The primary reason I oppose a draft, however, is because presidents have taken advantage of this too readily available pool for domestic political reasons. Truman could not have gone to war in Korea without a formal declaration if he had not had a draft force to fall back on. Nobody would be able to accuse him of losing Korea the way Joseph McCarthy and Richard Nixon pilloried him, Dean Acheson, and George Marshall for “losing” China. But a more glaring example is Vietnam.

Let me give you a quote from President Lyndon Johnson: In 1964, on the cusp of deciding whether or not to up the ante in Vietnam, McGeorge Bundy suggested that Johnson consider using only volunteers to fight in Vietnam. The president replied, “Well, you wouldn’t have a corporal’s guard, would you?” Johnson and Nixon prosecuted that disastrous war without a formal declaration because they had a draft (an exceptionally unjust one, at that).

We don’t need a draft now, and we don’t want to put such a pool of people into the hands of politicians without requiring them to seek formal approval from the people’s representatives.

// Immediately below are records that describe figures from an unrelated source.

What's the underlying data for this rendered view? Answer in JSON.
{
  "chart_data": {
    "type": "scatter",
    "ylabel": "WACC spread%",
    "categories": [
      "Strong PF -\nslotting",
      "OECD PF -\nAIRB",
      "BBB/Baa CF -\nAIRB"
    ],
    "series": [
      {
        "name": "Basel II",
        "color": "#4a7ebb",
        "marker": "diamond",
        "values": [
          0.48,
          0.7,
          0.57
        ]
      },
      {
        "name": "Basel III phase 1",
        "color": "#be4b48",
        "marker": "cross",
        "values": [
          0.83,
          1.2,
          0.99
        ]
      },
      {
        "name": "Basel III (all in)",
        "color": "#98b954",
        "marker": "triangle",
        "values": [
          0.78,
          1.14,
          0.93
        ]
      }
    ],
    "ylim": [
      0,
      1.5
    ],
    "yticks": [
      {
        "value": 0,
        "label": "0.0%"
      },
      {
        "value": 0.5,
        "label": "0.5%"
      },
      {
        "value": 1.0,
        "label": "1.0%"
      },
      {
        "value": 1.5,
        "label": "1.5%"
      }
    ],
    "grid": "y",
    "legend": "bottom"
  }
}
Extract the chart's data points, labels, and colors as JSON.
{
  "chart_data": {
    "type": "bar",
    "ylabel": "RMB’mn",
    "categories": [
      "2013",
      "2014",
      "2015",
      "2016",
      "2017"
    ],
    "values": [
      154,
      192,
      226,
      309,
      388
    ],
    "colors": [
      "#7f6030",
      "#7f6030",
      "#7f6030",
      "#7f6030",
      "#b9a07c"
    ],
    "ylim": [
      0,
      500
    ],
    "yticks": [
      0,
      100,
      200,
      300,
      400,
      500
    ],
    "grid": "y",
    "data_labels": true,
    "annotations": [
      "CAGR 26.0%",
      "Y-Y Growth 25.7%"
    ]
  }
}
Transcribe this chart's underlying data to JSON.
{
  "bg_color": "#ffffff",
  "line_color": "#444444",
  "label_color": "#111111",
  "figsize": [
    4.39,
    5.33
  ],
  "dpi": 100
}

—Alan Gropman is chairman of the Grand Strategy and Mobilization Department at the Industrial College of the Armed Forces. He was never drafted but served 27 years in the U.S. Air Force, including two flying tours in Vietnam in which he accumulated more than 670 combat missions. His views are his and his alone and do not represent those of the Industrial College of the Armed Forces, the National Defense University, the Department of Defense, or anybody else.